Government trims H1 2026 private housing land supply, keeps overall pipeline strong

Nov 13, 2025

CONDOsingapore.com

The government will release land for about 4,500 private housing units under the confirmed list of the Government Land Sales (GLS) programme for the first half of 2026.

This is:

* 4.8% lower than the 4,725 units in H2 2025
* 10.5% lower than the 5,030 units in H1 2025

The announcement was made by National Development Minister Chee Hong Tat at the 66th anniversary dinner of the Real Estate Developers’ Association of Singapore.

A modest trim, not a pullback

While supply has been reduced slightly, overall levels remain high by historical standards. The H1 2026 release will bring the total pipeline to more than 58,000 private homes.

For 2025, confirmed list supply stands at 9,755 units, about 9% lower than 2024’s 11,110 units — which was the highest annual supply since 2013. That 2024 figure included 610 units from a reserve-list site at Zion Road.

Importantly, not all 2024 sites were taken up. Two were not awarded due to low bids, and one drew no bids. This suggests supply has already been calibrated in response to market conditions.

From 2025 to 2027, the government plans to:

* Launch about 55,000 Build-To-Order (BTO) flats
* Release land for more than 25,000 private homes

The broader message: supply remains ample, even if pacing is being fine-tuned.

Market conditions: cooling prices, strong demand

The trim comes as price growth moderates but sales remain strong.

* Private home prices rose about 3% in the first three quarters of 2025, similar to 2024.
* In Q3 2025, prices rose 0.9%, slightly slower than Q2’s 1%.
* HDB resale prices increased just 0.4% in Q3, marking the fourth straight quarter of slowing growth.

At the same time, transaction volumes have surged.
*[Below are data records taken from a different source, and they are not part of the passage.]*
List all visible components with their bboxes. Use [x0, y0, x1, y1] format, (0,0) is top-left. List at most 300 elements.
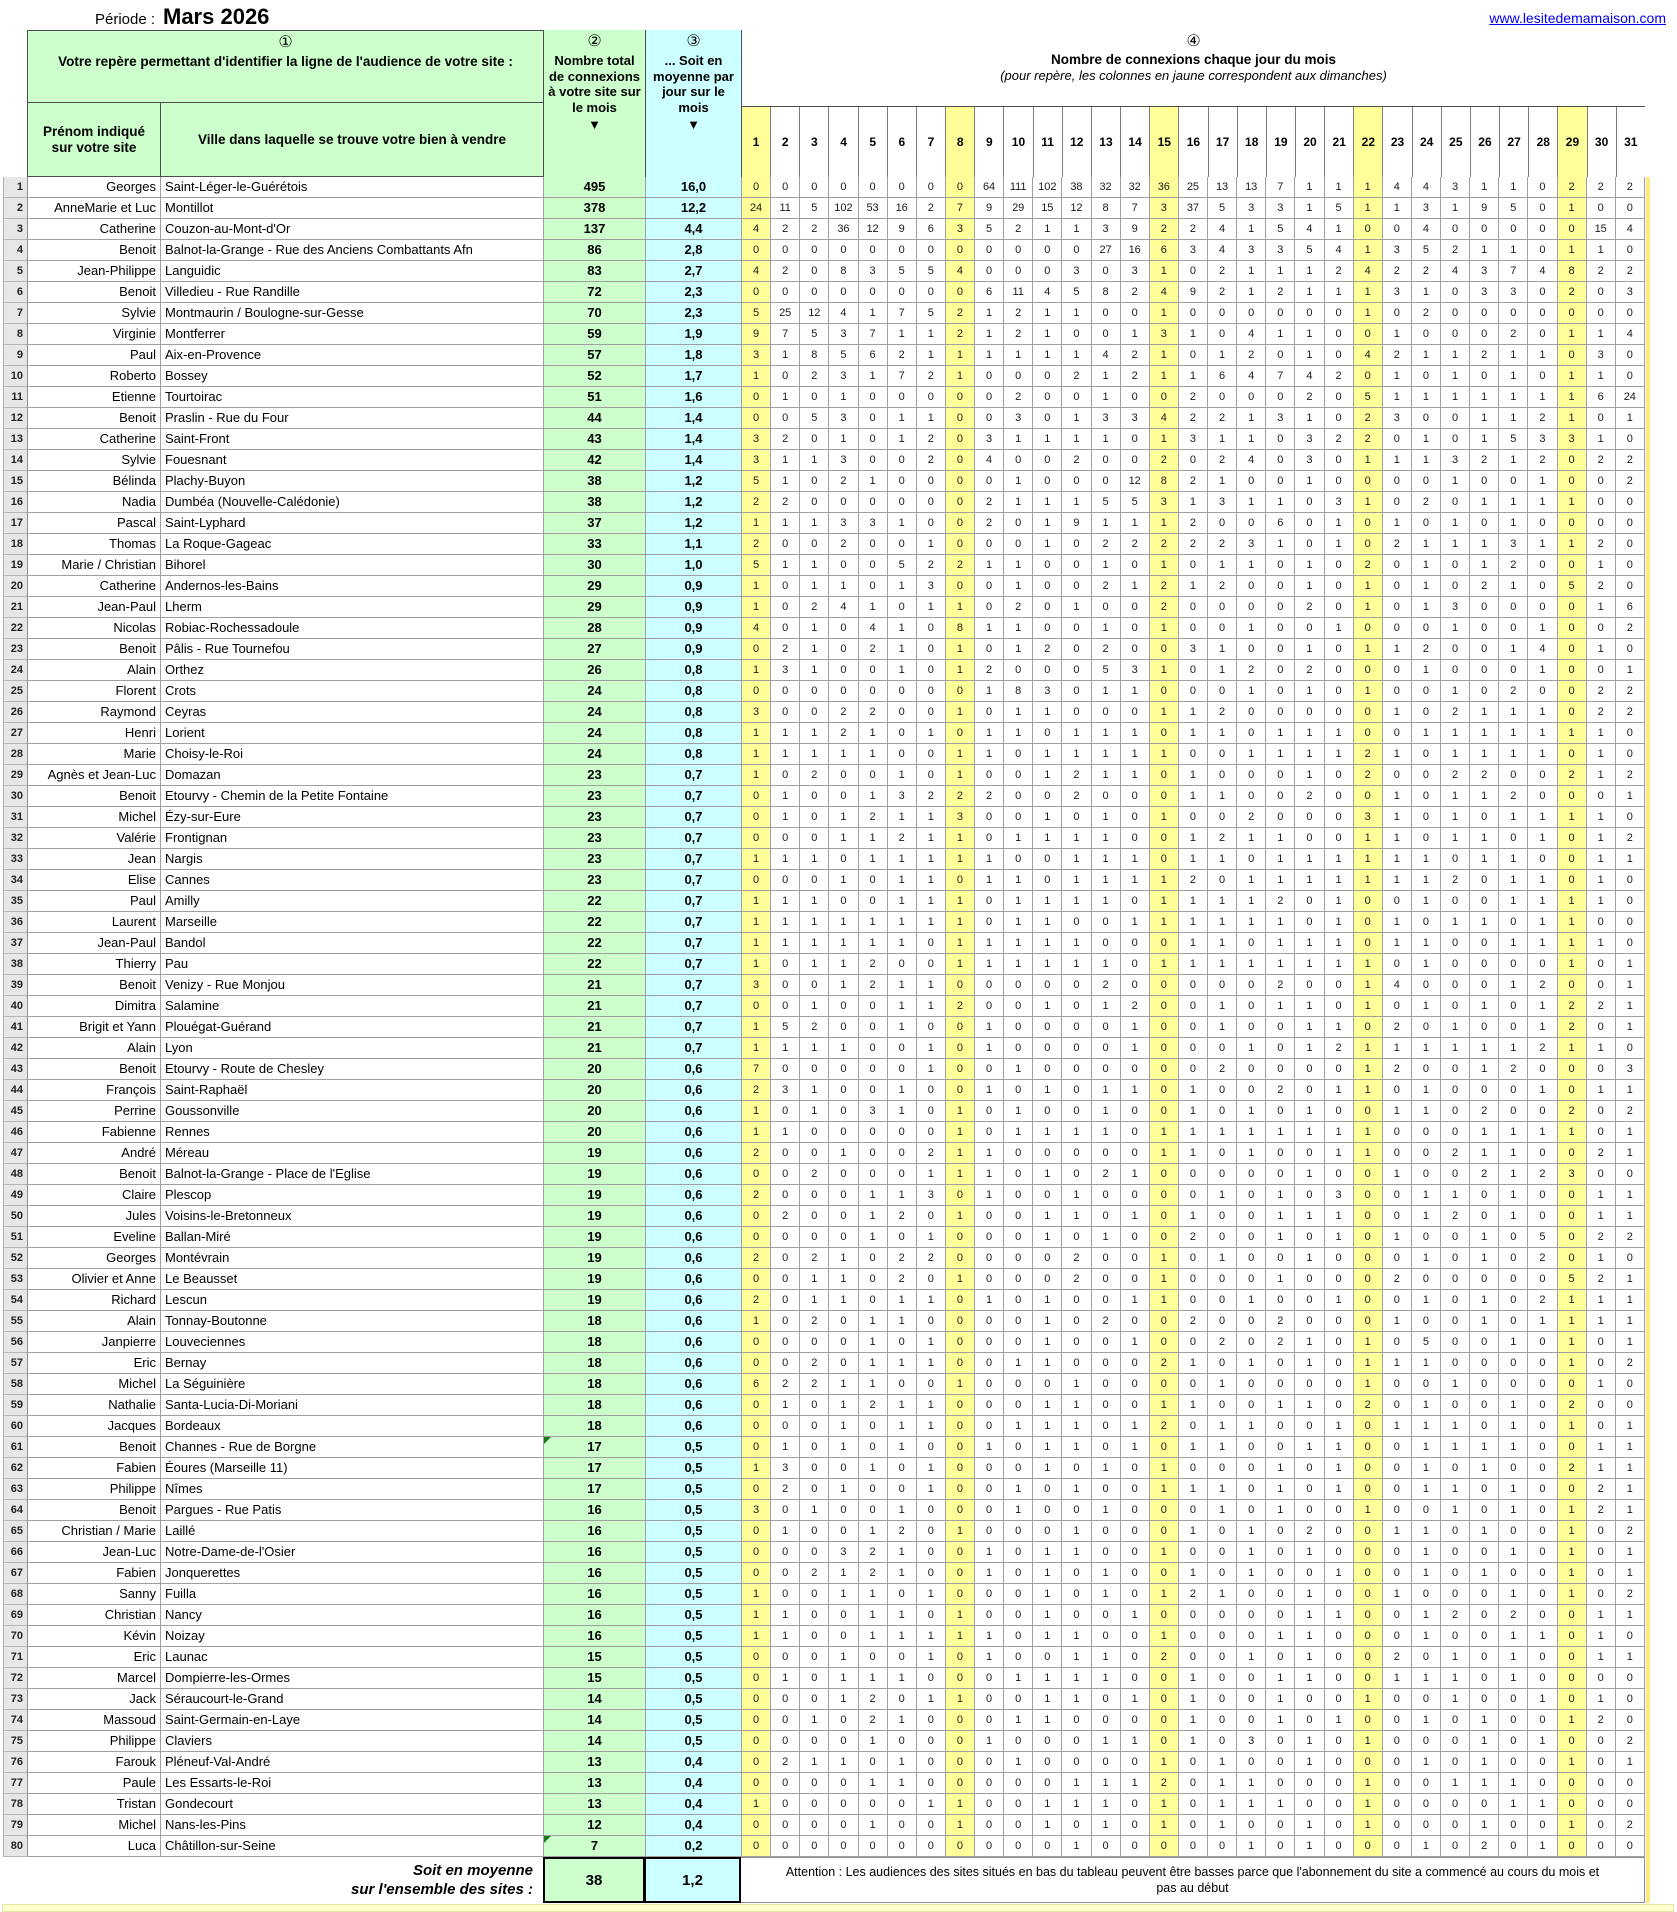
day-cell-2[interactable]: 0: [771, 681, 800, 702]
day-cell-22[interactable]: 1: [1354, 681, 1383, 702]
day-cell-3[interactable]: 1: [800, 576, 829, 597]
day-cell-28[interactable]: 0: [1528, 1815, 1557, 1836]
prenom-cell[interactable]: Luca: [28, 1836, 161, 1857]
ville-cell[interactable]: Noizay: [161, 1626, 544, 1647]
day-cell-26[interactable]: 0: [1470, 1017, 1499, 1038]
day-cell-6[interactable]: 1: [888, 996, 917, 1017]
day-cell-10[interactable]: 2: [1004, 387, 1033, 408]
day-cell-25[interactable]: 0: [1441, 303, 1470, 324]
prenom-cell[interactable]: Eric: [28, 1353, 161, 1374]
day-cell-21[interactable]: 0: [1325, 1752, 1354, 1773]
day-cell-18[interactable]: 1: [1237, 1122, 1266, 1143]
day-cell-7[interactable]: 0: [917, 1668, 946, 1689]
day-cell-30[interactable]: 0: [1587, 1542, 1616, 1563]
day-cell-25[interactable]: 1: [1441, 1668, 1470, 1689]
avg-cell[interactable]: 0,6: [646, 1269, 742, 1290]
day-cell-1[interactable]: 1: [742, 1101, 771, 1122]
day-cell-19[interactable]: 0: [1266, 1584, 1295, 1605]
day-cell-27[interactable]: 1: [1499, 387, 1528, 408]
day-cell-29[interactable]: 2: [1558, 1395, 1587, 1416]
day-cell-28[interactable]: 0: [1528, 597, 1557, 618]
day-cell-10[interactable]: 1: [1004, 723, 1033, 744]
day-cell-31[interactable]: 1: [1616, 1563, 1645, 1584]
day-cell-20[interactable]: 1: [1295, 1836, 1324, 1857]
day-cell-6[interactable]: 0: [888, 1836, 917, 1857]
ville-cell[interactable]: Plouégat-Guérand: [161, 1017, 544, 1038]
day-cell-31[interactable]: 1: [1616, 1080, 1645, 1101]
day-cell-29[interactable]: 1: [1558, 1500, 1587, 1521]
prenom-cell[interactable]: Henri: [28, 723, 161, 744]
day-cell-19[interactable]: 0: [1266, 1164, 1295, 1185]
avg-cell[interactable]: 0,4: [646, 1773, 742, 1794]
day-cell-27[interactable]: 2: [1499, 324, 1528, 345]
day-cell-22[interactable]: 0: [1354, 1416, 1383, 1437]
day-cell-25[interactable]: 0: [1441, 1290, 1470, 1311]
day-cell-28[interactable]: 1: [1528, 807, 1557, 828]
day-cell-4[interactable]: 0: [829, 1332, 858, 1353]
day-cell-16[interactable]: 0: [1179, 1269, 1208, 1290]
day-cell-13[interactable]: 1: [1092, 681, 1121, 702]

In the first nine months of 2025, 7,924 private homes (excluding executive condos) were sold — exceeding the full-year totals of 2024, 2023 and 2022.

This suggests the market is not overheating, but demand remains resilient.

Developer sentiment has strengthened

Although prices are rising more slowly, developers have shown increasing confidence in 2025.

Average bids per GLS site rose from three in 2024 to 5.1 so far in 2025. Some sites also achieved record land prices.

For example:

* The Bayshore Road plot set a new Outside Central Region record at S$1,388 psf ppr.
* The Bukit Timah Road site achieved S$1,820 psf ppr — the highest Core Central Region rate since Cuscaden.

ERA’s Marcus Chu suggested the slight trim may reflect policymakers’ awareness of strong bidding activity and bullish developer sentiment.

In other words, supply is being adjusted carefully to prevent excessive land price escalation.

Flexibility built into the system

Industry observers noted that GLS supply is reviewed every six months. The reserve list acts as a buffer: if demand strengthens significantly, additional sites can be triggered.

This reduces the risk of supply shortages and gives the government room to respond quickly if market conditions change.

PropertyGuru’s Lee Nai Jia said the current environment looks balanced. Prices are rising at a slower pace, and land bids are steady. Stable supply is appropriate in such an equilibrium market.

He added that if interest rates remain low and global conditions improve, there could still be room for further growth.

Other policy changes: easing red tape, improving transparency

Beyond supply, the Ministry of National Development (MND) announced several measures to support developers and buyers.

Faster show-flat approvals

The government will streamline the temporary occupation licence (TOL) process:

* Pre-cleared sites will be listed on the Singapore Land Authority website.
* Developers in the central area can now obtain upfront three-year approvals (previously up to two years).
* Approval timelines are expected to be cut by about half, saving roughly six weeks.

This reduces marketing delays and holding costs.

Conquas framework updates

The Construction Quality Assessment System (Conquas) will shift focus toward major livability issues such as water seepage and ponding.

About 30% of minor finishing defect categories will be removed, simplifying compliance. The revised framework applies to projects with tenders called from April 1, 2026.

Greater buyer protection

New requirements will improve transparency:

* Structural walls and refuse chambers must be shown clearly in site plans.
* Developers must disclose their Conquas track record.
* The defects liability period will start later — from the 35th day after the progress payment notice, instead of the 15th — aligning better with when buyers take possession.

Standard clauses, such as car park allocation details and use of prefabricated construction methods, will also be incorporated into prescribed contracts. The Urban Redevelopment Authority plans to implement these rule changes in early 2026.

Overall takeaway

The slight reduction in land supply signals fine-tuning rather than tightening.

Prices are moderating, transactions are strong, and developer confidence has improved. The government appears to be maintaining stability — keeping supply high enough to prevent overheating, while retaining flexibility to respond if demand shifts.